As they did in September, international oil firms showed up in force again in October for auctions of Brazilian oil and gas blocks. On October 27, the National Agency of Petroleum, Natural Gas, and Biofuels (ANP), the regulatory body for Brazil’s oil and gas industry, held two highly anticipated auctions for the crown jewel of the country’s natural resources: the pre-salt fields. These were the second and third times that pre-salt fields were put to public bid and the first since legislative changes lifted a de facto monopoly by state-oil company Petrobras on pre-salt areas. Companies pledged approximately $1.9 billion in signing bonuses and offered record shares of “profit oil” to secure pre-salt development rights, breaking the previous record of $1.2 billion in signing bonuses set in September, although falling short of a $2.3 billion goal set by the government.
What was on the auction blocks
Trapped beneath thick layers of salt located miles below the ocean floor, Brazil’s pre-salt reservoirs—largely clustered off its southeast coast—are among the largest and most highly productive oil fields in the world. Their sheer size, low exploration risk relative to other offshore areas, and output rates that can register as high as 40,000 barrels per day from a single well led investors to pay top dollar for development rights.
Previously, Petrobras was required by law to hold an operator role in all of Brazil’s pre-salt projects with a minimum 30 percent stake. But a revision to that law in 2016 stripped Petrobras of its mandate and sweetened the pot by allowing international investors to bid on more market-oriented terms. That greater degree of flexibility and control over planned investments drove the strong interest in the recent auctions.

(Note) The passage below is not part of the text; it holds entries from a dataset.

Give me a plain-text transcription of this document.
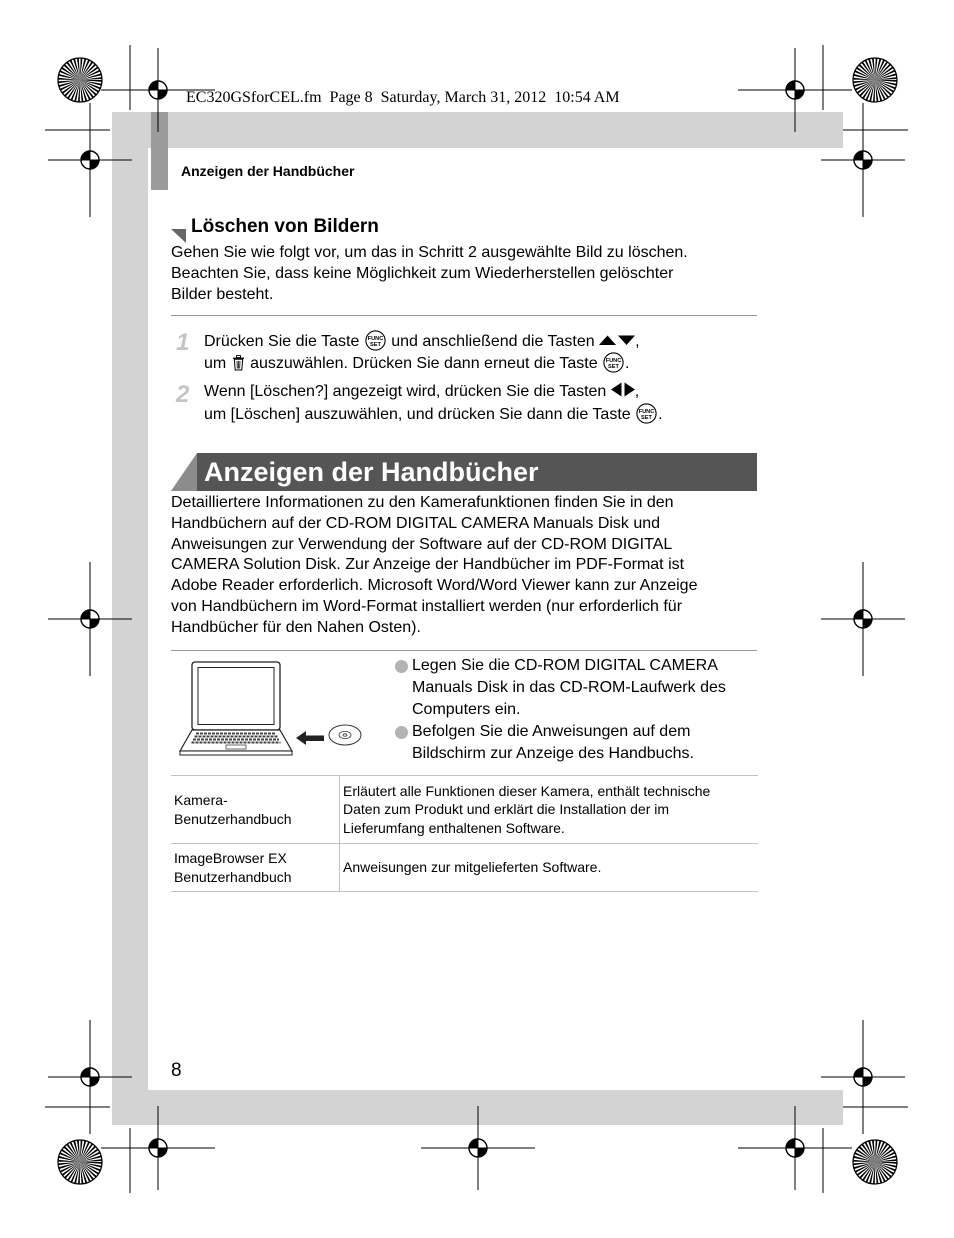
EC320GSforCEL.fm  Page 8  Saturday, March 31, 2012  10:54 AM
Anzeigen der Handbücher
Löschen von Bildern
Gehen Sie wie folgt vor, um das in Schritt 2 ausgewählte Bild zu löschen.
Beachten Sie, dass keine Möglichkeit zum Wiederherstellen gelöschter
Bilder besteht.
1 Drücken Sie die Taste FUNC
SET und anschließend die Tasten ,
um  auszuwählen. Drücken Sie dann erneut die Taste FUNC
SET .
2 Wenn [Löschen?] angezeigt wird, drücken Sie die Tasten ,
um [Löschen] auszuwählen, und drücken Sie dann die Taste FUNC
SET .
Anzeigen der Handbücher
Detailliertere Informationen zu den Kamerafunktionen finden Sie in den
Handbüchern auf der CD-ROM DIGITAL CAMERA Manuals Disk und
Anweisungen zur Verwendung der Software auf der CD-ROM DIGITAL
CAMERA Solution Disk. Zur Anzeige der Handbücher im PDF-Format ist
Adobe Reader erforderlich. Microsoft Word/Word Viewer kann zur Anzeige
von Handbüchern im Word-Format installiert werden (nur erforderlich für
Handbücher für den Nahen Osten).
Legen Sie die CD-ROM DIGITAL CAMERA
Manuals Disk in das CD-ROM-Laufwerk des
Computers ein.
Befolgen Sie die Anweisungen auf dem
Bildschirm zur Anzeige des Handbuchs.
Kamera-
Benutzerhandbuch
Erläutert alle Funktionen dieser Kamera, enthält technische
Daten zum Produkt und erklärt die Installation der im
Lieferumfang enthaltenen Software.
ImageBrowser EX
Benutzerhandbuch
Anweisungen zur mitgelieferten Software.
8
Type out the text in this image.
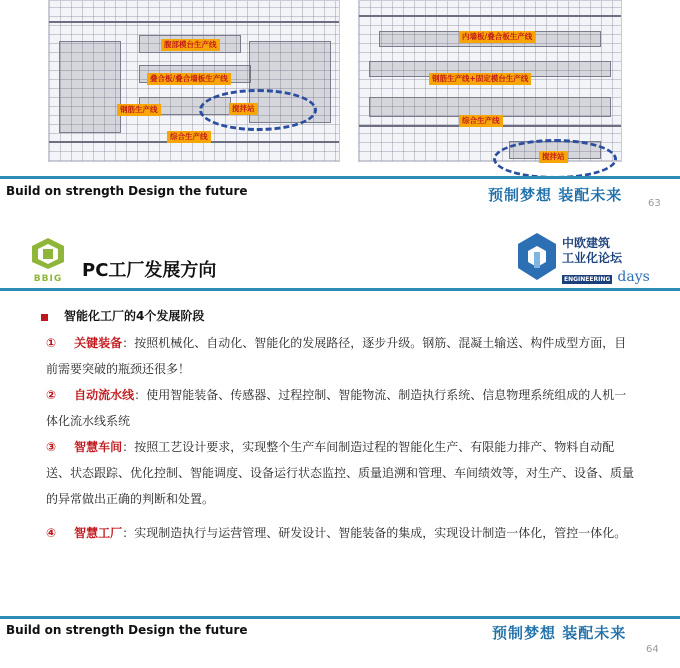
腹部模台生产线
叠合板/叠合墙板生产线
钢筋生产线	搅拌站
综合生产线
内墙板/叠合板生产线
钢筋生产线+固定模台生产线
综合生产线
搅拌站
Build on strength Design the future	预制梦想 装配未来	63
BBIG	PC工厂发展方向
中欧建筑
工业化论坛
ENGINEERING days
智能化工厂的4个发展阶段
① 关键装备：按照机械化、自动化、智能化的发展路径，逐步升级。钢筋、混凝土输送、构件成型方面，目前需要突破的瓶颈还很多！
② 自动流水线：使用智能装备、传感器、过程控制、智能物流、制造执行系统、信息物理系统组成的人机一体化流水线系统
③ 智慧车间：按照工艺设计要求，实现整个生产车间制造过程的智能化生产、有限能力排产、物料自动配送、状态跟踪、优化控制、智能调度、设备运行状态监控、质量追溯和管理、车间绩效等，对生产、设备、质量的异常做出正确的判断和处置。
④ 智慧工厂：实现制造执行与运营管理、研发设计、智能装备的集成，实现设计制造一体化，管控一体化。
Build on strength Design the future	预制梦想 装配未来
64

“Profit oil” is the term used to describe the percentage of oil production that companies offer to the government after recovering their initial development costs. It is a common licensing arrangement requested by governments for extremely large resources to ensure substantial payments, in addition to taxes and other royalties. And it was the sole criteria for determining the auction winners: bids were awarded based on the highest percentage of profit oil that companies promised to the Brazilian government.
Who bid what
ANP licensed six of the eight pre-salt blocks that were up for grabs. Winning bidders were all consortiums of companies comprising the largest and most experienced deepwater operators in the international oil industry. Officially the government held two separate auctions, both for pre-salt fields. The first was for four “unitized” areas, or large portions of currently contracted pre-salt fields that spill over into unlicensed areas. The second was for four entirely undeveloped fields. Prior to the auction, Petrobras still had the right of first refusal on the pre-salt fields that it wished to operate. But for the fields where Petrobras chose not to exercise its right, qualified companies were free to bid on open and competitive terms.
Royal Dutch Shell, already one of the largest foreign investors in Brazil’s offshore, participated in three winning consortiums. Its share of signing bonuses alone amounted to $100 million. ExxonMobil, meanwhile, following a September auction that marked its full-fledged entrance into Brazil, expanded its presence by picking up a 40 percent share in the Norte de Carcará field, one of the largest areas on offer. Statoil, Repsol, BP, China’s Sinopec and CNOOC, and, naturally, Petrobras were also among the winning companies.
The highest share of profit oil offered came from a consortium of Petrobras, Shell, Repsol, and Sinopec. The companies pledged an 80 percent share to develop the Entorno de Sapinhoá area in the Santos Basin. In Brazil’s first pre-salt auction for the Libra field in 2013, by comparison, the winning consortium offered the minimum 41.65 percent of profit oil to secure the block.
The two largest blocks sold, Peroba and Norte de Carcará, hold a combined 7.5 billion barrels of oil reserves and fetched 76.96 and 67.12 percent profit oil rates, respectively.
Assessing the outcome
The $1.9 billion in signing bonuses on the six blocks auctioned off fell short of what the government had expected to collect. Brasilia had anticipated selling off all eight blocks on offer to raise some $2.3 billion in signing bonuses.
Still, some within Brazil’s oil industry contend that the government left money on the table by making profit oil the lone determinant of winning bids and setting a low fixed signing bonus. Doing so reduced immediate cash payments for the government that could have been directed to improve the country’s ailing public finances.
But the high shares of profit oil that determined the winning bids were generally seen as surpassing original expectations. “Brazil is back on the global oil market scene,” said ANP Director General Décio Oddone following the auctions.